Frankly, if you want to judge a civilation by major milestones which are universal (food, water, homes, communal structures, hospitals, monuments, etc..) especially the longevity of a given way of life... Rome, Greece, The Mesopotamians (Sumer, Babylon, Akkadia), The Egyptians, The Mayans, The Aztecs, etc... etc... etc... All with slaves, all ended for reasons OTHER than slave-revolt, and all have left their mark on history.

Finally... "imagine the leaps and bound... educated and appreciated labour..." well... the former DID happen, unless you find the peristance of the pyramids, cuneform tablets, ziggurats, to be unimpressive. I'd say that the egyptians did a fair job of math, and they did so on the backs of TONS of slaves. Granted, they were mostly locals, and no I'm not referring to the Passover story (which is a fine parable reflecting the Egyptian use of slavery, and Baylonian bondage, but hardly accurate). The world has an educated and appreciated workforce larger than the total population of earth... not so long ago! I don't see life improving for most, just the most visible.

I've traveled a fair deal, including to some very VERY poor locales, I've seen people die from drugs, and gunshots, and I read of more people harmed by land-mines, than DIED in an average historical conflict with a thousandth of the people involved. I don't see that the leaps and bounds made are actually that good for our long-term survival. In fact, for the first time in human history, we have the ability to wipe ourselves out with relative ease, are CRUSHING the environment, and devestating a majority of life on earth. I wouldn't want to be a marine creature right now...

I think your viewpoint is genuinely beautiful... I wish I shared it.
 
  • #105
apeiron said:
Excuse me, but a few more facts are required here. You also need to pay attention to the mixture of human exploitation and resource exploitation that is the basis of our luxury lifestyles.

So what poverty rate are you talking about? The Millennium Development Goals for example means those living on less that a dollar a day.

Halving that by 2015 will probably be achieved (due to China becoming a factory), but whoopee. Don't insult me with whack statistics. Four billion people still get by on less than $2 a day.

Instead check out the proper inequality measures like gini coefficient if you want a sense of what is going on out there - how many sweatshop kids and peons it takes to keep a westerner in box-fresh Nikes and snap peas imported from Vietnam.

* the richest 1% owned 40% of global assets.

* the richest 10% account for 85%.

* the bottom 50% own barely 1%.

(World Institute for Development Economics Research, 2006)
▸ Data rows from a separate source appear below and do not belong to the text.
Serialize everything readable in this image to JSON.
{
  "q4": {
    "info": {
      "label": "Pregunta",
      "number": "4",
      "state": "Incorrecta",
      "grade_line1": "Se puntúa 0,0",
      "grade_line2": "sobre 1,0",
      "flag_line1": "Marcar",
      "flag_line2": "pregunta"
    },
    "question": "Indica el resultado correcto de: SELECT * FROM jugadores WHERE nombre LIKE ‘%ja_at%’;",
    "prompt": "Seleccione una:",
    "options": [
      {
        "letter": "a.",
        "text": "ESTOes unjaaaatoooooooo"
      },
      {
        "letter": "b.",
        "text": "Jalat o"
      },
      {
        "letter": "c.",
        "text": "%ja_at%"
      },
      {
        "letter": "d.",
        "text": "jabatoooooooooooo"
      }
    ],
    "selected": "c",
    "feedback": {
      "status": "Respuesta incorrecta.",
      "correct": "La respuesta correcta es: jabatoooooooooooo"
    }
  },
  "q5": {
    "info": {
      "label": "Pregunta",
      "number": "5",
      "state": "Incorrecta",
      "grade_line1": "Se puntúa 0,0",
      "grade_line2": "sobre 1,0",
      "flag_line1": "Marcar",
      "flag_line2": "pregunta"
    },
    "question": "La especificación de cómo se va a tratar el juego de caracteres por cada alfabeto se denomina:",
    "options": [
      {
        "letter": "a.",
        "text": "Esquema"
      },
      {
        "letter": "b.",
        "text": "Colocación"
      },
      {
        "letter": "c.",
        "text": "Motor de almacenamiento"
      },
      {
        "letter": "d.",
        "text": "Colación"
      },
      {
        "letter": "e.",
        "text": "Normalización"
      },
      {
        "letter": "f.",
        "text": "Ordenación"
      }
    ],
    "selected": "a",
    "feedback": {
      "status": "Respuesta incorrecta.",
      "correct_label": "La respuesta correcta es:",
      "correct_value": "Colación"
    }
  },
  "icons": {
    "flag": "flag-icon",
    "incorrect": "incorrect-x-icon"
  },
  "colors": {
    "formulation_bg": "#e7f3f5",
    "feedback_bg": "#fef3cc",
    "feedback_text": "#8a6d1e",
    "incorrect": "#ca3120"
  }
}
[Technical note: this may or may not be an ethical picture, but it sure as heck is a familiar form of equilbrium - the powerlaw regime of an expanding dissipative structure. Or what I liken to the iceberg model. The more ice that appears above water (the world middleclass) the more ice there also has to be below the water to maintain the 'balance".]

Having considered this, then get back to the fact that the only way to make the whole world middleclass is through burning cheap oil (which is how we did it). Oh, I forgot you don't believe in eroei measures either. Yes, we will all live the grand, feel-good, dream of economic convergence via alternative technology - windmills and thorium reactors.

I wouldn't worry about it, we'll be dead and gone by then, with most of life on this planet with us. If we're lucky, we'll manage not to wipe ALL of it out in some last spasm before we return to barbarism and probable extinction. Happy, right? :wink:

EDIT: I should add we got here by burning cheap COAL... oil was just a booster that is running dry. Of course, we could get lucky and embrace fission, establish a central GEOLOGICALLY STABLE dump for the nation, guard it Fort Knox, and recognize that we won't need to worry about a glowing pit until long after we'd have killed ourselves off some other way. At least this way we minimize damage, and maximize production. Besides, the world needs more tritium, and other fun stuff for medicine, and watches. :smile: Ohhh, sometimes i just want to scream.